Tutkunun egemenliğinde bir köşedeki duyumsamalar, buradaki insanlar bana hep ihmal ettiğimiz, köy romanı, köy filmleri diye bir çırpıda silip attığımız güzellikleri gösteriyor. Doğallığın en büyük meziyet olduğunu, amatör ruhun hep burun kıvrılan değil derin bir saygı uyandıran yanı bulunduğunu da Uluçay bana gösterdi.
İki çocuğun yazları çıraklık için gittikleri kasabada gördükleri sinemanın onları nasıl da etkilediğini seyrediyorsunuz.
Uluçay öylesine incelikle işlemiş ki sinemadaki hayatlarla gerçek hayatlar özdeşleşiyor, sanal bir dünya insanın rüyalarına, hayallerine giriyor.
Yalnız o iki çocuk mu? Köyün diğer çocukları ve belki de Recep’in Yatır Dedesi bu tutkuyu destekliyor, onların ardına düşüyor.

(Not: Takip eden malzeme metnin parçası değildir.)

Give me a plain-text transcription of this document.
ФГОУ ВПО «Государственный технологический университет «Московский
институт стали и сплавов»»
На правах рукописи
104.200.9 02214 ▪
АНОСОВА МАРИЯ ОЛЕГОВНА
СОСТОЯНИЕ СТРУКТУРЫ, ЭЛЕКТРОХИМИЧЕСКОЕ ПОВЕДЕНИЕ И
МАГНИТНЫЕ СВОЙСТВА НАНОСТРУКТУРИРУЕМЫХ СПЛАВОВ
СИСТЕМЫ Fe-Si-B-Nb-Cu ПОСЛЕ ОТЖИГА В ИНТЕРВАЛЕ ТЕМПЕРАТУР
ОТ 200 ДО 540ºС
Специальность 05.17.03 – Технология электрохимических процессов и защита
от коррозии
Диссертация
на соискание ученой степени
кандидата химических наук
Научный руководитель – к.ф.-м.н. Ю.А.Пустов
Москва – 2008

Köyün delisi, yeni bir tip değil ama burada bana bir Shakespeare trajedisindeki soytarı kadar başarılı çizilmiş geldi.
Gerçekten beni en çok etkileyen kare, çocukların pantolon paçalarını dizlerine kadar kıvırıp bir plaj görüntüsü karşısındaki halleriydi.

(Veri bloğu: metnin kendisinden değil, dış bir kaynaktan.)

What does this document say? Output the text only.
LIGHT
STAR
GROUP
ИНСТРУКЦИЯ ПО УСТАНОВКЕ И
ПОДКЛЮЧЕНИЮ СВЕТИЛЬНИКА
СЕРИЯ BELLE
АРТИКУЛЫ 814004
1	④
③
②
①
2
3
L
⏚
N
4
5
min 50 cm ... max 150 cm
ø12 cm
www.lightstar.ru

Köy denilen belki de artık bir kasaba ya da şehir merceğinden gördüğümüz yerin insan ilişkilerinin değişmeyen kalıbı insani açıdan müthiş bir başarıyla verilmiş.
Görüntüler, kamera kullanımı, hiçbir dijital icada bulaşmadan sunulan efektler, samimi oyunculuk, yalın anlatım... Uluçay zamanında kendisindeki sinema tutkusuyla dalga geçenlere, güzel bir ürünle cevap veriyor. Filmdeki kahramanların da yıldıkları anda söylediklerinin aksine, karpuz kabuğuna değil Uluçay kocaman bir kalyonla ilerliyor.
Eğer bana hangi filmi seyredelim diye sorarsanız, tek önerim var.